Like many dishes in traditional cultures, shark fin is served as a symbol of class and wealth. Shark fin – like a brand name car or bag – is known as a “conspicuous consumption” product, meaning that it is served as a public display of social status.

Traditionally, the groom’s side of the family pays for the wedding banquet and folklore used to say that “a bride marrying into a family without shark fin soup on the table, is marry into a poor family.” Although we now know that is simply not true, this dish now has become an ingrained tradition of status, “face” and respect. Much like how one may expect turkey at Thanksgiving dinner, banquet guests may expect shark fin at the wedding table.

Shark fin as an act of generosity

In Chinese culture, there is a strong virtue of “sharing your fortune” with others. Many elders (our parents and grandparents) who emigrated out of their home country did it to build a future for their children. Often times, these elder struggled with poverty and segregation and serving shark fin at their children’s or grandchildren’s banquet is their way of saying, “look how hard I have worked my whole life. Now I can finally afford these expensive dishes and I want to share it with you all – my family, my friends.”

Fish wing soup?

Using expensive products to display your social status is a pervasive tradition in many cultures and shark fin is no exception to this cultural norm. Language is another reason why many consumers don’t know about the issue. In Chinese, shark fin is called Yu Chi which literally translates into English as “fish wing.”

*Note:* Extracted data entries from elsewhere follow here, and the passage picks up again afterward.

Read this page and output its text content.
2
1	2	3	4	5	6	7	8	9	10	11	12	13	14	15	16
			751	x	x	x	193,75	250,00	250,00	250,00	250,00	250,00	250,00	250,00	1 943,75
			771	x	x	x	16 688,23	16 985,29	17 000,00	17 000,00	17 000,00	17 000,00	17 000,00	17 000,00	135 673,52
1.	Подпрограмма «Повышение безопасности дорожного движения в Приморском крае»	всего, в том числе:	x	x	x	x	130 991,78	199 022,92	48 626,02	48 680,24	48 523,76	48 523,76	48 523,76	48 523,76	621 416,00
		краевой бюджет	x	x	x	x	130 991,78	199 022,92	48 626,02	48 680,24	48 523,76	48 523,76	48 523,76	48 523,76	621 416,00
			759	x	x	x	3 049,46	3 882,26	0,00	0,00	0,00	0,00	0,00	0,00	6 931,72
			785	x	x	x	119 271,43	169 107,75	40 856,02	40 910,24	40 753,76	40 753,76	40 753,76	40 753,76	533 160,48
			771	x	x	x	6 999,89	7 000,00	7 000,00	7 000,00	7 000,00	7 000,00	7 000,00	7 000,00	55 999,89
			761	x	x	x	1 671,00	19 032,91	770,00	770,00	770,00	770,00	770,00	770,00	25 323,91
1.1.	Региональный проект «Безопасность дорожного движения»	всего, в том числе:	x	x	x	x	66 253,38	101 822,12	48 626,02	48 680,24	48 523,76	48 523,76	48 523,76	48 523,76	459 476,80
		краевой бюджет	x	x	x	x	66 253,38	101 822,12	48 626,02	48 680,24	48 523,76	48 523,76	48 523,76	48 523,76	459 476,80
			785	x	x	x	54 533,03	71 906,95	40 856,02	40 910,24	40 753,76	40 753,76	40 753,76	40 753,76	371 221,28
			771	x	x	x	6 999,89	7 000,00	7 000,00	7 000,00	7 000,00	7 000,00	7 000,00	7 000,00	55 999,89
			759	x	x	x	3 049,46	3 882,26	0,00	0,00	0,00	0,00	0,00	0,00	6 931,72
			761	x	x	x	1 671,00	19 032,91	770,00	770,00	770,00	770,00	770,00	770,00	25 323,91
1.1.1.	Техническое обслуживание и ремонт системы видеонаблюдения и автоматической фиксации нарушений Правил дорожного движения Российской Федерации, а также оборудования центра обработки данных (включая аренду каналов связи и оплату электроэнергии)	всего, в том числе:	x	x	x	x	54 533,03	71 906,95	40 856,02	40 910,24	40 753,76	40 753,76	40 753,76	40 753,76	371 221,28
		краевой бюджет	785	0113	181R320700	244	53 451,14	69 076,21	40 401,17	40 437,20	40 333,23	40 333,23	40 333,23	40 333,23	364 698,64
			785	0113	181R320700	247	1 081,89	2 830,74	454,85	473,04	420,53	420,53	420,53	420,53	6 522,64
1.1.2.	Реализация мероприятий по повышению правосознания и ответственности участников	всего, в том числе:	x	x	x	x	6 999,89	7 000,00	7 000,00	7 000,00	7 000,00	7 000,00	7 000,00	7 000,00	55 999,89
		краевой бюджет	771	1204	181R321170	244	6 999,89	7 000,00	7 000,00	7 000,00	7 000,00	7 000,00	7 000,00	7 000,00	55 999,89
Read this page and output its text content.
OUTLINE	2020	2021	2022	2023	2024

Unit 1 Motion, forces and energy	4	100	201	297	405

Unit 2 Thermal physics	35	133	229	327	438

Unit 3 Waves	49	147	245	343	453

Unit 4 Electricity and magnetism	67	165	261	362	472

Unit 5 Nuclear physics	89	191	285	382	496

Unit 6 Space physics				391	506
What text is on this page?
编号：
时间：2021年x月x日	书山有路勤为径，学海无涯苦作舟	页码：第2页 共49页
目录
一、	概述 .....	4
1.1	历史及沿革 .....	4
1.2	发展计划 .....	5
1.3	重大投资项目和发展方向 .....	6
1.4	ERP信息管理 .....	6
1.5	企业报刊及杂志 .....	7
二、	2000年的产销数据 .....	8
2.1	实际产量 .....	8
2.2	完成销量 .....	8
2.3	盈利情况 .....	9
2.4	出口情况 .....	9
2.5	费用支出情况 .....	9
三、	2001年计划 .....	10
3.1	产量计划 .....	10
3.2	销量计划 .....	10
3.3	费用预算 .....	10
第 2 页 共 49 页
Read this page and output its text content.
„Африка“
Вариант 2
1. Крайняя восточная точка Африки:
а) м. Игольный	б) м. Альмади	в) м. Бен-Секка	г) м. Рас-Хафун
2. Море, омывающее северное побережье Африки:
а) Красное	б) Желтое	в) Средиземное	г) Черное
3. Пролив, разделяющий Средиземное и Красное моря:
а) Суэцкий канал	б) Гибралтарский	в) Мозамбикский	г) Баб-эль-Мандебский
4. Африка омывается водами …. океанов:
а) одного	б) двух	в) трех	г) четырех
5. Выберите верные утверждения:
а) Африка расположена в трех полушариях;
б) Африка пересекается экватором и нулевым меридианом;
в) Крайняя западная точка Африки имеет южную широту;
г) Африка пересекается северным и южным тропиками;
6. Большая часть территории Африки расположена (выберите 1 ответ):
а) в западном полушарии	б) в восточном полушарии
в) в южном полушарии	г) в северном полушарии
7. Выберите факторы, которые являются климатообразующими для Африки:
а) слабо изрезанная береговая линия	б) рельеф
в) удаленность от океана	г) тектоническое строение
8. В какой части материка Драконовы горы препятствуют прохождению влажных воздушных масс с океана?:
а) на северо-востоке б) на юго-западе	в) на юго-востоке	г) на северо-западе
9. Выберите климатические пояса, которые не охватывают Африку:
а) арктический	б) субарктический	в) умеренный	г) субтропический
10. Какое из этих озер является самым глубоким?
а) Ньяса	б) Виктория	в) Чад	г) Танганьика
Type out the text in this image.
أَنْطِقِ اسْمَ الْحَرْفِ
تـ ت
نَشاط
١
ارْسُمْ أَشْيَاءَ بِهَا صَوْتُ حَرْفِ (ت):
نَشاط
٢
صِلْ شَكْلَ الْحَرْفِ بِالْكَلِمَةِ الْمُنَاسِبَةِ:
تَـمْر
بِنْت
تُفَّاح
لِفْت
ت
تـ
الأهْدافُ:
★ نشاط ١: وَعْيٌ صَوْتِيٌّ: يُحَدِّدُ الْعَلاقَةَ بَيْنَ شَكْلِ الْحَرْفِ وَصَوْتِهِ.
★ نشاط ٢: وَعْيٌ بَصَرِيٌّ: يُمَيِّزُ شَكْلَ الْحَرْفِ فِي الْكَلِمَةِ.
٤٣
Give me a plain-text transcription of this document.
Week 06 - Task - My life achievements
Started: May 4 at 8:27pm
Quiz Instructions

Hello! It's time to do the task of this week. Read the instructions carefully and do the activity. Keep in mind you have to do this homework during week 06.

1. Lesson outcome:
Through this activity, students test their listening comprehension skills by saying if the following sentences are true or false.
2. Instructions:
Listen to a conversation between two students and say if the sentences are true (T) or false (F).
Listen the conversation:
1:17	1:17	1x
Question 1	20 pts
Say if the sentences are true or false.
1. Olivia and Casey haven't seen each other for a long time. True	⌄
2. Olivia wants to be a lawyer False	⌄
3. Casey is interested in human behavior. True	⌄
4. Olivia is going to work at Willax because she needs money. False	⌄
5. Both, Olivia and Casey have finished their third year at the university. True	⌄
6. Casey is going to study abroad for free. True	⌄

In other words, it is only in recent shark conservation history that the general public is beginning to learn that the “fish wing” in Yu Chi is actually made of shark, and that sharks are in danger of becoming extinct.

How shark fin is served & what it’s made of

Shark fin soup is a thickened soup made with chicken and ham broth (and likely some MSG). It can be accompanied by shredded chicken and is either served in “threads” (torn up strands like thick vermicelli) or the fin can be served whole (more expensive). The price per bowl can range from $5 a bowl up to upwards of $2, 000 a bowl depending on the type and style of shark fin served. But no matter how it is served, none of the soup’s flavour actually comes from shark fin. It is essentially symbolic.

A Culinary Art

There is also a rich tradition behind the preparation of the soup. The New Yorker Magazine interviewed Corey Lee, the former chef de cuisine at The French Laundry, who worked on a recipe for a faux shark-fin soup. The article talks about how the cooking of the soup is really a culinary art that was perfected over thousands of years. There is no question that shark fin itself has no nutritious or taste value. Nowadays, it is often said that shark fin is eaten for its texture, a texture that Corey Lee, the former chef de cuisine at the French Laundry in San Francisco has proved that can be replaced by other non-endangered seafood or fake shark fin.